Sharon died without facing justice - Human Rights Watch
As world leaders send their condolences to Israel following the death of former PM Ariel Sharon, there are no tears shed among those who suffered most from his policies. Human Rights Watch says he evaded prosecution for crimes against humanity.
Ariel Sharon died Saturday at the age of 85, after spending eight years in a coma following a stroke in 2006. Lauded as a great military commander and politician by many in Israel, he is described as war criminal by many others.

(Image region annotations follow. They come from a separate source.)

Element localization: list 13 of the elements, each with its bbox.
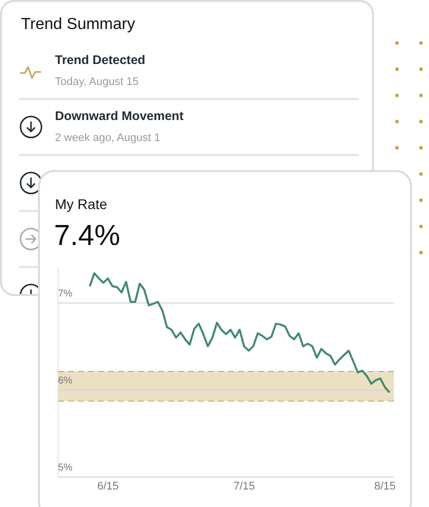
text: 2 week ago, August 1: [55, 132, 160, 144]
x-tick-label: 7/15: [233, 480, 255, 492]
text: Downward Movement: [55, 109, 184, 123]
text: Trend Summary: [21, 16, 136, 34]
y-tick-label: 6%: [58, 376, 73, 387]
chart-title: My Rate: [55, 196, 108, 212]
text: Today, August 15: [55, 76, 139, 88]
y-tick-label: 5%: [58, 462, 73, 474]
x-tick-label: 6/15: [97, 480, 119, 492]
chart-subtitle: 7.4%: [54, 220, 120, 253]
text: Trend Detected: [55, 53, 146, 67]
x-tick-label: 8/15: [374, 480, 396, 492]
y-tick-label: 7%: [58, 288, 73, 300]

Palestinians reacted to the news of the demise of their former arch-foe without any sadness. Some cheered and distributed sweets, while some prayed for divine punishment of the former Israeli leader who masterminded military offensives against Palestinians in Lebanon, the West Bank and Gaza.
Meanwhile, Human Rights Watch (HRW) issued a statement on Saturday, stressing that Sharon “died without facing justice for his role in the massacres of hundreds and perhaps thousands of civilians by Lebanese militias in the Sabra and Shatilla refugee camps in Lebanon in 1982.”
Back in the days of the Lebanese Civil War, Israeli-allied forces systematically slaughtered hundreds of Palestinians, three months after then-Defense Minister Ariel Sharon engineered the invasion of Lebanon.
In 1983, Israel’s official commission of inquiry found that the “serious consideration… that the Phalangists were liable to commit atrocities… did not concern [Sharon] in the least.” Sharon’s “disregard of the danger of a massacre” was “impossible to justify,” the commission said, recommending his dismissal.
However, no criminal investigation was ever conducted by Israeli judicial authorities. A case brought by survivors of the massacre to Belgium’s highest court was dropped in 2003 following political pressure from Tel Aviv.
“His passing is another grim reminder that years of virtual
impunity for rights abuses have done nothing to bring
Israeli-Palestinian peace any closer,” said Sarah Leah
Whitson, Middle East and North Africa director at Human Rights
Watch.
"May God torture him," a woman named Samia told AP in
the Sabra refugee camp. "We should celebrate. We should be
firing in the air."
Sharon also is viewed as the architect of Israel’s settlement program in occupied Palestinian territories. Although in 2005 he ordered the evacuation of nearly 8,000 Jewish settlers from four settlements in the Gaza Strip and West Bank, some 500,000 Jewish settlers still live in unlawful settlements and the unresolved issue remains a key obstacle to peace in the region.
HRW also said that Sharon had escaped accountability for his role in expanding the settlements. The group said that “transfer by an occupying power of its civilians into an occupied territory is a grave breach of the Geneva Conventions, and a potential war crime.”
In 2002, Sharon approved the construction of the security separation barrier along and within the West Bank. According to the Israeli human rights organization B'Tselem, 8.5 percent of West Bank territories will end up on the Israeli side of the barrier upon its completion.
“Since 2003, the Israeli military has subjected thousands of Palestinians who live in areas of the West Bank between the barrier and the 1967 armistice line (the “Green Line”) to severe, discriminatory restrictions on their freedom of movement, with devastating economic and social consequences,” HRW stated.
“For the thousands of victims of abuses, Sharon’s passing without facing justice magnifies their tragedy,” Whitson said.